Tennis – A glamorous sport, very gratifying when you win, very taxing on the aging body – train right to stay in the game
Tennis is another essentially one-sided sport, with the dominant hand/arm/shoulder taking most of the stress. It takes great endurance along with resilient tendons, ligaments and muscles that won’t snap when loaded suddenly by impact. The type of exercise that promotes these capabilities is called plyometrics. This is characterized by multi-joint exercises involving quick motions to accelerate and decelerate a modest, but significant, weight or load. It builds maximum starting and stopping strength and conditions the ligaments and tendons to withstand impact stresses.
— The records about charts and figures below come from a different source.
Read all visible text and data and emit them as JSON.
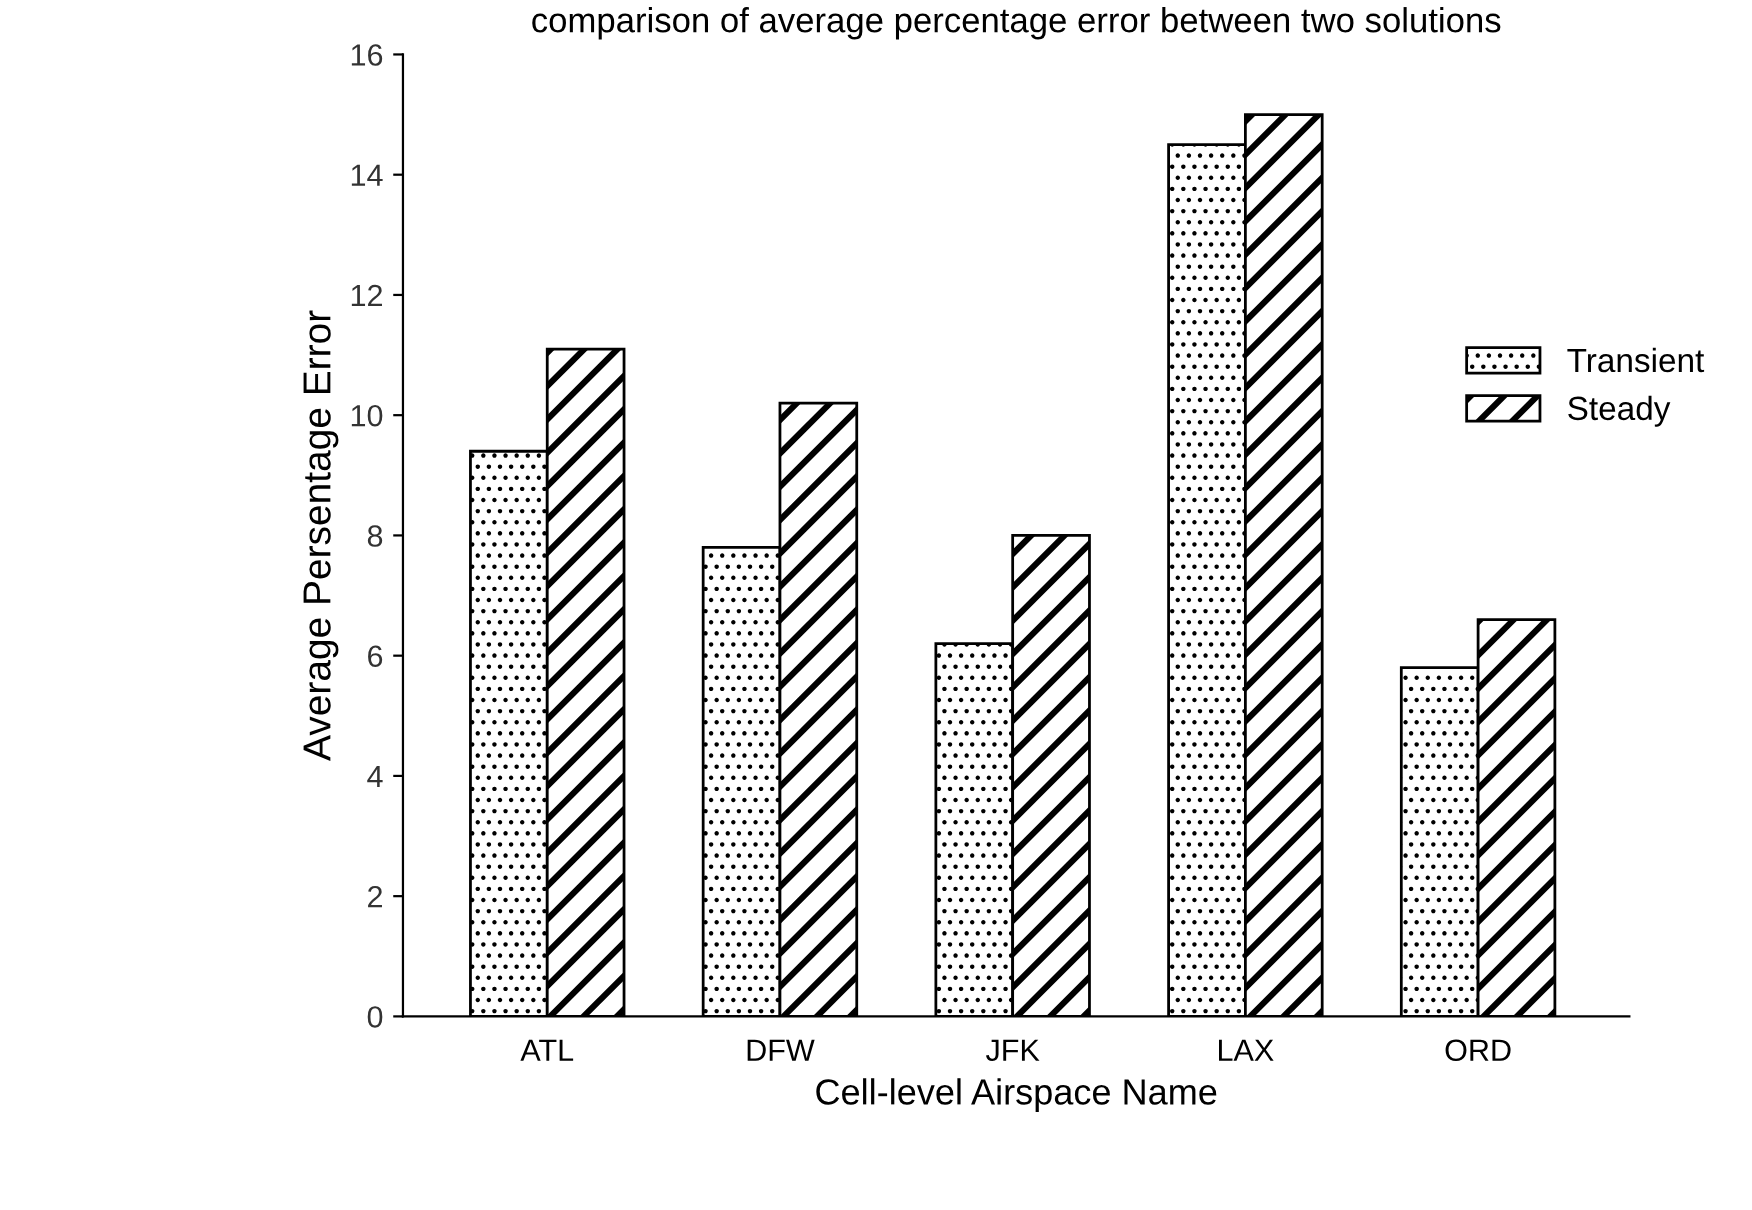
{
  "chart_data": {
    "type": "bar",
    "title": "comparison of average percentage error between two solutions",
    "xlabel": "Cell-level Airspace Name",
    "ylabel": "Average Persentage Error",
    "categories": [
      "ATL",
      "DFW",
      "JFK",
      "LAX",
      "ORD"
    ],
    "series": [
      {
        "name": "Transient",
        "color": "#000000",
        "values": [
          9.4,
          7.8,
          6.2,
          14.5,
          5.8
        ]
      },
      {
        "name": "Steady",
        "color": "#000000",
        "values": [
          11.1,
          10.2,
          8.0,
          15.0,
          6.6
        ]
      }
    ],
    "ylim": [
      0,
      16
    ],
    "yticks": [
      0,
      2,
      4,
      6,
      8,
      10,
      12,
      14,
      16
    ],
    "grid": false,
    "legend": "right"
  }
}
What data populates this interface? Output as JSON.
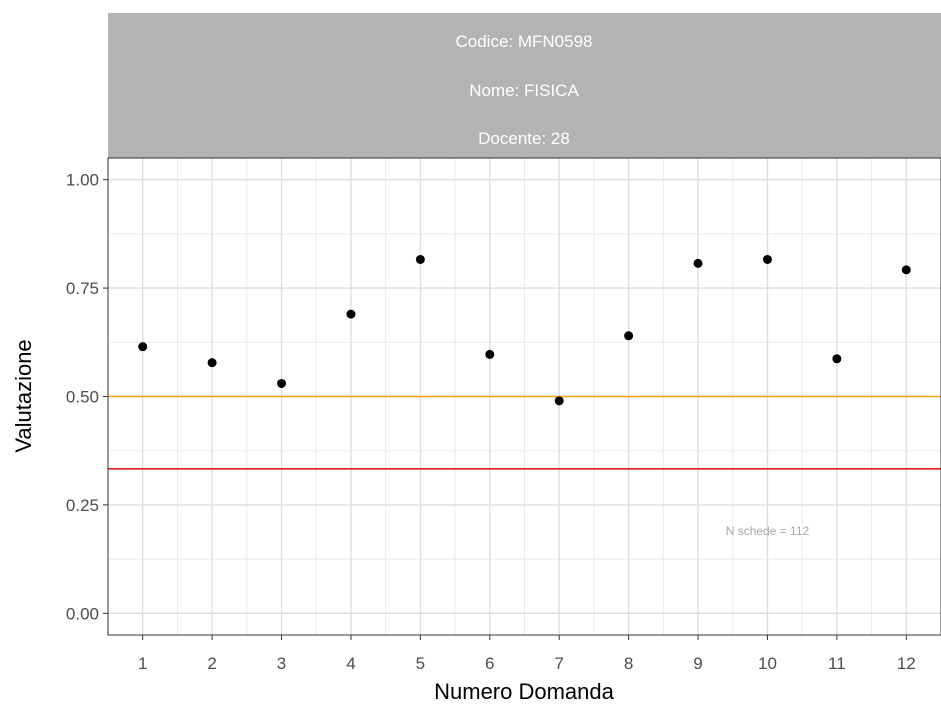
{
  "chart_data": {
    "type": "scatter",
    "facet_strip": {
      "lines": [
        "Codice: MFN0598",
        "Nome: FISICA",
        "Docente: 28"
      ],
      "background": "#b3b3b3",
      "text_color": "#ffffff"
    },
    "x": [
      1,
      2,
      3,
      4,
      5,
      6,
      7,
      8,
      9,
      10,
      11,
      12
    ],
    "values": [
      0.615,
      0.578,
      0.53,
      0.69,
      0.816,
      0.597,
      0.49,
      0.64,
      0.807,
      0.816,
      0.587,
      0.792
    ],
    "x_ticks": [
      "1",
      "2",
      "3",
      "4",
      "5",
      "6",
      "7",
      "8",
      "9",
      "10",
      "11",
      "12"
    ],
    "y_ticks": [
      "0.00",
      "0.25",
      "0.50",
      "0.75",
      "1.00"
    ],
    "xlim": [
      0.5,
      12.5
    ],
    "ylim": [
      -0.05,
      1.05
    ],
    "xlabel": "Numero Domanda",
    "ylabel": "Valutazione",
    "reference_lines": [
      {
        "y": 0.5,
        "color": "#ffa500"
      },
      {
        "y": 0.3333,
        "color": "#e8191c"
      }
    ],
    "annotation": {
      "text": "N schede =  112",
      "x": 10,
      "y": 0.19
    },
    "point_color": "#000000",
    "grid": true
  }
}
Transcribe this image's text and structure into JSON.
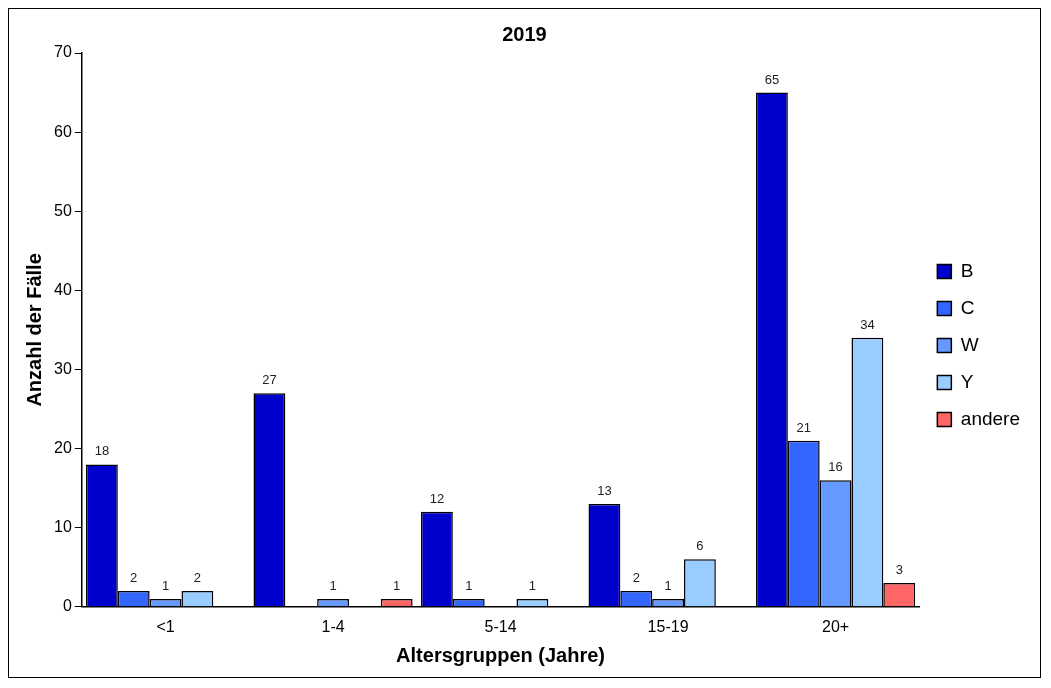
{
  "chart_data": {
    "type": "bar",
    "title": "2019",
    "xlabel": "Altersgruppen (Jahre)",
    "ylabel": "Anzahl der Fälle",
    "categories": [
      "<1",
      "1-4",
      "5-14",
      "15-19",
      "20+"
    ],
    "series": [
      {
        "name": "B",
        "color": "#0000cc",
        "values": [
          18,
          27,
          12,
          13,
          65
        ]
      },
      {
        "name": "C",
        "color": "#3366ff",
        "values": [
          2,
          null,
          1,
          2,
          21
        ]
      },
      {
        "name": "W",
        "color": "#6699ff",
        "values": [
          1,
          1,
          null,
          1,
          16
        ]
      },
      {
        "name": "Y",
        "color": "#99ccff",
        "values": [
          2,
          null,
          1,
          6,
          34
        ]
      },
      {
        "name": "andere",
        "color": "#ff6666",
        "values": [
          null,
          1,
          null,
          null,
          3
        ]
      }
    ],
    "ylim": [
      0,
      70
    ],
    "yticks": [
      0,
      10,
      20,
      30,
      40,
      50,
      60,
      70
    ],
    "grid": false,
    "legend": "right",
    "data_labels": true
  }
}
Plyometric exerecise looks simple, but is very demanding of the systemic energy of your body – it will leave you feeling pretty wiped out with only 15 to 20 minutes workout. Seniors can get great benefit from this form of exercise done one or two days a week in preparation for the weekend game. Done too hard or too often, it will result in the same pains and strains as the game; the key is to never outrun our repair mechanisms. Plyometric exercise trains the nerve-muscle connection, coaxing the nervous system to activate the greatest number of muscle fibers in minimum time, building speed and rapid force. These exercises involve both eccentric (lengthening under force) and concentric (shortening under force) muscle activity.